No matter, I worked in a highway-side gas station, or “filling station” as we called them back in the day, during high school, and this gave me both a feel for the traffic and a sense of the highway’s connection to a world beyond my own. Every afternoon, about 5 p.m. for example, the big trucks would start passing by, headed north, carrying giant loads of pine stumps to be processed into turpentine at the Hercules plant in Hattiesburg. Routinely, it seemed, one would pull into the station with a flat tire to be repaired, and it would almost always be on an inside back tandem wheel. Magically, all of the older, full-time guys would disappear, and I would be left to change the tire. I doubt that would pass muster with the Occupational Health and Safety Administration, or OSHA, people today.

I don’t know if you ever jacked up a fully loaded stump truck, removed, repaired, and reinstalled a flat tire when you were 15 years old, but it will definitely give you an attitude. I worried more about the rim of the wheel blowing off when I aired it back up than anything else.
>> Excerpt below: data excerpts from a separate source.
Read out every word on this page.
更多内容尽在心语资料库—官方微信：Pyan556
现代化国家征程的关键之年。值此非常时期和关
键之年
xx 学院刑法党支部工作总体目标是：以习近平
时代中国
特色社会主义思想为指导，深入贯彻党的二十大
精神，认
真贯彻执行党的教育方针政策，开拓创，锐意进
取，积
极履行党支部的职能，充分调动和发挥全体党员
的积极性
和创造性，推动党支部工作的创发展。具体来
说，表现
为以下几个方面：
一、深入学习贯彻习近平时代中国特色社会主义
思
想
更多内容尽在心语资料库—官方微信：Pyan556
They go straight up and will take your head off if you aren’t careful. My theme song at the time was Chuck Berry’s “Too Much Monkey Business,” with its lyrics of “Workin’ in the fillin’ station; too many tasks; wipe the windo’; check the tires; check the oil; dollar gas; too much monkey business, too much monkey business for me to be involved in.”

My daddy had told me about New York City. He was a real raconteur, and many of his stories were Highway 11 related. When he was a young man, for example, he had helped in its construction through Lamar County, behind the wheel of a chain-driven Mack dump truck, which frequently “threw its chain” like a bicycle. He also worked on the construction of the bridge across Lake Pontchartrain. When he had to “go,” there were no restrooms or port-a-potties on the lake, and he had to sit on an open-ended nail keg to keep from getting eaten alive by mosquitoes.

In his later years, he drove a trailer truck for the Movie Star Company, which had women’s lingerie manufacturing plants all over south Mississippi, delivering the finished products to New York City once a week for distribution. He liked to tell of the time he was on 11, coming down a mountain outside Roanoke, Virginia, and a wheel came off his trailer. He looked out his window, saw it passing him by, and watched it crash into a building far below. I always regarded this latter story suspiciously, however, because I couldn’t see how the tire could go faster than the truck was going.